University of Delaware hospitality professor Ali Poorani teamed up with Bill Sullivan, managing director of the Marriott Courtyard Newark, to create a new set of metrics for evaluating “human capital performance” in the hotel industry.
“The current metrics, such as average daily rates, occupancy percentages, revenue per available room, and various labor costs that hotels use to measure performance, though well-established, do not adequately quantify return on human capital investment,” Sullivan said.
Poorani has long wanted to develop metrics that factored in human capital, but he didn’t think the data would be available. That’s when he approached the Marriott, which is located on the college’s campus.
The team then applied the Vienna Human Capital Performance Index to the Marriott over a span of three years.
According to a press release from the University of the Delaware, the index calculates:
• Entire investment in human capital: Employee costs, costs in support of employees and costs in lieu of employees.

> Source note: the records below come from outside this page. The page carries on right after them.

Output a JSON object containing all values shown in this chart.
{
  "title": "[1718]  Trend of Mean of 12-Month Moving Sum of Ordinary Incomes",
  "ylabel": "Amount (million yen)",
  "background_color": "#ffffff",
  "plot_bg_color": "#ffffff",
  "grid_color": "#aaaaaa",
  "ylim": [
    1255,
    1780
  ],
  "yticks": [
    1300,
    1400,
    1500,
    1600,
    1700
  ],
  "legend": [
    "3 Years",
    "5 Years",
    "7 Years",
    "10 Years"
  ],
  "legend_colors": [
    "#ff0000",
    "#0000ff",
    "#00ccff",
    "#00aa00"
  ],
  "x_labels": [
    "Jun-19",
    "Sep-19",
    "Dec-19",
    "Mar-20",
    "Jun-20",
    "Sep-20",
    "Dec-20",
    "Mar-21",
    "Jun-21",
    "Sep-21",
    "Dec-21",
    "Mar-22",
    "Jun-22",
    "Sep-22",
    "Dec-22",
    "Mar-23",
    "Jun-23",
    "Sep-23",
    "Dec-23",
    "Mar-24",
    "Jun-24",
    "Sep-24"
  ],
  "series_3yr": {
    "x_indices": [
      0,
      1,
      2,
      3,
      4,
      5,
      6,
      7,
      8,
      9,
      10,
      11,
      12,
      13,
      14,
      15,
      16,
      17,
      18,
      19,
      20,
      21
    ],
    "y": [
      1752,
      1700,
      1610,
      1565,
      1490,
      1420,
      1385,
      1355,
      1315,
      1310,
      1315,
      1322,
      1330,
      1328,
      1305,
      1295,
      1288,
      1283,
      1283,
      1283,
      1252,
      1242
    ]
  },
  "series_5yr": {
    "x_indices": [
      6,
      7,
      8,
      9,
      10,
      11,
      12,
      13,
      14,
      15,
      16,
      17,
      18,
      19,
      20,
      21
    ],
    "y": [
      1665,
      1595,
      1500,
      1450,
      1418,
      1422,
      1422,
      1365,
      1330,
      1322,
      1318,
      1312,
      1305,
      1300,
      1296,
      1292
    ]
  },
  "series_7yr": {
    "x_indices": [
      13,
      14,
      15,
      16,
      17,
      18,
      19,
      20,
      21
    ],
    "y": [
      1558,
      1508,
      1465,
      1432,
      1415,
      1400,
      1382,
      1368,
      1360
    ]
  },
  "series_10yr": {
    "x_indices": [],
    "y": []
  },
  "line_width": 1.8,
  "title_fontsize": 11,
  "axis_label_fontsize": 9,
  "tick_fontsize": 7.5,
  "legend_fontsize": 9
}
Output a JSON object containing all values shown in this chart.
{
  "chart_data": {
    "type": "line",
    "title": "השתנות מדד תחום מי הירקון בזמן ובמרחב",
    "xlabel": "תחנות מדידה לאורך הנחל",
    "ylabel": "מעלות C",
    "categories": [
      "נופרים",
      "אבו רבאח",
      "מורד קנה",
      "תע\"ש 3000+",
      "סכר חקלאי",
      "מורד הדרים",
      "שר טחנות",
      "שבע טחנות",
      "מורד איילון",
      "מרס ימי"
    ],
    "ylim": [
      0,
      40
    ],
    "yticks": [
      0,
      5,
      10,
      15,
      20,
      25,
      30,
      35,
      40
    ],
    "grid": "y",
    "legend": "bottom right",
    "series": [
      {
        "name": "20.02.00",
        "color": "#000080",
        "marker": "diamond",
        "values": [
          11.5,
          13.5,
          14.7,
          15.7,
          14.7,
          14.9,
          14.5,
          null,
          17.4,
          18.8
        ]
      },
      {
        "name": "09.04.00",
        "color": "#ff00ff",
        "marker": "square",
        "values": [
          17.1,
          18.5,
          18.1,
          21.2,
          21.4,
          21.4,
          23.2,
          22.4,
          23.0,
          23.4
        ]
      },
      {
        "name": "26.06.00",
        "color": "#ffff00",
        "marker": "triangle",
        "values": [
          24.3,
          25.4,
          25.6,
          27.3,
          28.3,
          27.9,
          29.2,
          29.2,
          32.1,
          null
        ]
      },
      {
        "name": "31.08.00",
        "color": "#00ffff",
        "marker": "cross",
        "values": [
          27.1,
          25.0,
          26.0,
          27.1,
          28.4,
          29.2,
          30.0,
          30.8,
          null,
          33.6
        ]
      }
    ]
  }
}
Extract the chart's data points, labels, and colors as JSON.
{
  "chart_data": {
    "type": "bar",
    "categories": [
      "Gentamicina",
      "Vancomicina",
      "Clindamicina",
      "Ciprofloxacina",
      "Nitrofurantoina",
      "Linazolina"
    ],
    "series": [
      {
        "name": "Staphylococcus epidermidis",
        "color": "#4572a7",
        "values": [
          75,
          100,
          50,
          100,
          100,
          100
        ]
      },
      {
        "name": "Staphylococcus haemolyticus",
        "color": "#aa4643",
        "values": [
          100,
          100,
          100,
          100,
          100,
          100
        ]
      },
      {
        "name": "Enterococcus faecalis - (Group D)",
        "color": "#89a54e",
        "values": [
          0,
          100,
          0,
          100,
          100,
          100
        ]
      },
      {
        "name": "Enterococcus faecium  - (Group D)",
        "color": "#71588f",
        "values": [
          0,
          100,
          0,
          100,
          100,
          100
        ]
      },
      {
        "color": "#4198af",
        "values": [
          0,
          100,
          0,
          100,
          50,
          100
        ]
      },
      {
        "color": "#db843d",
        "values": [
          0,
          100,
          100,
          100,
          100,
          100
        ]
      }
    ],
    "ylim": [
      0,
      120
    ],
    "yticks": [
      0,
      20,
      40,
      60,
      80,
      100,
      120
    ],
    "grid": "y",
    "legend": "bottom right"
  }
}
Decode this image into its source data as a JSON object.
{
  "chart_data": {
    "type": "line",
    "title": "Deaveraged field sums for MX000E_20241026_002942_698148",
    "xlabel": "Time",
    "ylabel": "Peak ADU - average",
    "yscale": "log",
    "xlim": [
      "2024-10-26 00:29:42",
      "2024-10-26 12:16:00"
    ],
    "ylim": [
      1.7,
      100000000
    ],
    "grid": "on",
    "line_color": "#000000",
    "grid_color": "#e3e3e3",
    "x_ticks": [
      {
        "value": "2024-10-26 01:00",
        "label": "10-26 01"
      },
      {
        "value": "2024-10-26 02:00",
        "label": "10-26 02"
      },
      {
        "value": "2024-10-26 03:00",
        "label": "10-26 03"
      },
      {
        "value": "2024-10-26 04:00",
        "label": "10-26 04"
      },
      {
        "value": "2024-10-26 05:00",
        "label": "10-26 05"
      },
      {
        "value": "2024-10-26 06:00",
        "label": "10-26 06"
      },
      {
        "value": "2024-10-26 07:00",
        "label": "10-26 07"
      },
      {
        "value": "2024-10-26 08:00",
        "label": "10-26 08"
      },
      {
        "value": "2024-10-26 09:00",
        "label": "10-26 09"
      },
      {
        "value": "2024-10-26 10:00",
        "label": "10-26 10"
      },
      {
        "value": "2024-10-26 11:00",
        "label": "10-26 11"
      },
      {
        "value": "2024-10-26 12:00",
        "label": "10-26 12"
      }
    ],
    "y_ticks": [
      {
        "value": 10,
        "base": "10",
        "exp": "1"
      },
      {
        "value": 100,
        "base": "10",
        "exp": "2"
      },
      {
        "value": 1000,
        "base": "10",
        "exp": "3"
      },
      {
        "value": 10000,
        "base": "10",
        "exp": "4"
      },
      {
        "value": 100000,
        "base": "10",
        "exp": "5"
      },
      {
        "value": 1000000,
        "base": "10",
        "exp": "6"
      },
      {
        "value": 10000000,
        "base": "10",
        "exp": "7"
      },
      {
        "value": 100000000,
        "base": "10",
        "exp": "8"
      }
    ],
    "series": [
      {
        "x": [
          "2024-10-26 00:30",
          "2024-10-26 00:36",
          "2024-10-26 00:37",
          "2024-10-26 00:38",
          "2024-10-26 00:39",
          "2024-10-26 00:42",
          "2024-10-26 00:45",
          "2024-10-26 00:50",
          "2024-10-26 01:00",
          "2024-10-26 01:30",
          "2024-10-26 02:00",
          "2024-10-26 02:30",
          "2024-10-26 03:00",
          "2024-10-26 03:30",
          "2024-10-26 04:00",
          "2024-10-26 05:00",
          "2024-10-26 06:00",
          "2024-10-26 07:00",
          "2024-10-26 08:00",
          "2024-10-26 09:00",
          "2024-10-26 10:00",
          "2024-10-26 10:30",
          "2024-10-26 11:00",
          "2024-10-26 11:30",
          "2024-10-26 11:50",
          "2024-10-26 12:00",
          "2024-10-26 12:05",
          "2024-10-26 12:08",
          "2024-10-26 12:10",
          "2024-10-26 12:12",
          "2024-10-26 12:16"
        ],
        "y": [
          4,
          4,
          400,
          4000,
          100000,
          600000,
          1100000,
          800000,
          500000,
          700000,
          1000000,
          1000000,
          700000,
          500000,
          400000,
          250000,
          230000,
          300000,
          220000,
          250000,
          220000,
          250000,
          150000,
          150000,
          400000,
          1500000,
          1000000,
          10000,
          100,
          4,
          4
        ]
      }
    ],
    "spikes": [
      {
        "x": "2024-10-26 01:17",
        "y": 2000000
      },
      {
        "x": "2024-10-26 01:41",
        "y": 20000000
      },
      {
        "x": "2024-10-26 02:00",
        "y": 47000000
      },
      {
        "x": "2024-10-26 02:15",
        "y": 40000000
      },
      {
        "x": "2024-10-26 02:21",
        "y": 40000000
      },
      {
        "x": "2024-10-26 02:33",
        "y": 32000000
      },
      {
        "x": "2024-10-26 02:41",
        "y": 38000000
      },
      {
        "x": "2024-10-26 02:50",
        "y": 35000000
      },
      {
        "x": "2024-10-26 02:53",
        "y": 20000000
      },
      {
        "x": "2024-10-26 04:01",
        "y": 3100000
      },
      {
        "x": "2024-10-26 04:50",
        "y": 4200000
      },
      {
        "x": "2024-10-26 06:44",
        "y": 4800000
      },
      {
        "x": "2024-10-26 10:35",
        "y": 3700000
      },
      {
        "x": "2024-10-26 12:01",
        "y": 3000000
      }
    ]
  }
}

• Human capital productivity: The amount of revenue generated for each dollar invested in human capital after adjusting for the costs of material.
• Profit sensitivity: The ratio between profit-driven incentives and profit goals determined by the organization.
Sullivan said the study “provides evidence for the ties between financial returns and human capital performance at strategic levels.”
In the future, the hotel will continue to use this data to explore the role of human capital investment in factors like profit and productivity.